- Google is facing antitrust opposition from both the US Department of Justice and the European Commission over concerns about the company’s ad-tech dominance. The DOJ is seeking to break up Google’s ad-tech business due to concerns about its abuse of its industry dominance to stifle competition, while the European Commission is considering ordering Google to sell some parts of its ad-tech business.
- Despite the legal issues, analysts remain bullish on Google’s prospects, citing the potential for growth opportunities in AI. Google’s stock has risen 40% year-to-date and has received a Strong Buy consensus rating from top Wall Street analysts.
- GOOGL stock is up about 40% year-to-date and has received a Strong Buy consensus rating from the Top Wall Street analysts. Among the 24 top analysts giving ratings on GOOGL stock, 23 recommend a Buy, and one suggests a Hold. Furthermore, these analysts’ average 12-month price target of $131.58 implies 6.42% upside.
In the tech world, Alphabet (GOOGL) has been making headlines lately with calls for the company to split Google’s ad-tech business from both sides of the pond. Many experts in the field believe that the move could help improve transparency and competition in the online advertising market.

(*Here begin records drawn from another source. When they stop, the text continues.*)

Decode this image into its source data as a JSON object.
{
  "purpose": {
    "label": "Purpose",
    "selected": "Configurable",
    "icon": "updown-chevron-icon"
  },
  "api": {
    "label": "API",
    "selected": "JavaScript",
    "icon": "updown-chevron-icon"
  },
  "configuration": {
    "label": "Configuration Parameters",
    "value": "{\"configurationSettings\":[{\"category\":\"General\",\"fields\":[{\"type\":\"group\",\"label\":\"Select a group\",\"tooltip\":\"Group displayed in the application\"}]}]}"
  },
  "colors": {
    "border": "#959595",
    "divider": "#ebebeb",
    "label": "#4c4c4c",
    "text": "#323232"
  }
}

In the United States, a coalition of state attorneys general is reportedly considering antitrust litigation against Google. According to sources, the coalition has been scrutinizing Google’s ad-tech business as part of its investigation into the company’s alleged anti-competitive practices.
Meanwhile, across the pond, the United Kingdom’s competition watchdog has released a report stating that Google’s dominance in the online advertising market is harming publishers, advertisers, and consumers. The report recommends that the company be required to share data with rival ad-tech companies and that it should be forced to break up its ad-tech business.
In response to these developments, several market analysts and investors have called for Alphabet to split Google’s ad-tech business from its other operations. Some have suggested that the move could help reduce the company’s regulatory risks and improve its long-term growth prospects.
Alphabet has yet to comment on the calls for a split, but the company has already faced increasing scrutiny from regulators around the world. It remains to be seen whether the company will choose to take action in response to these latest developments.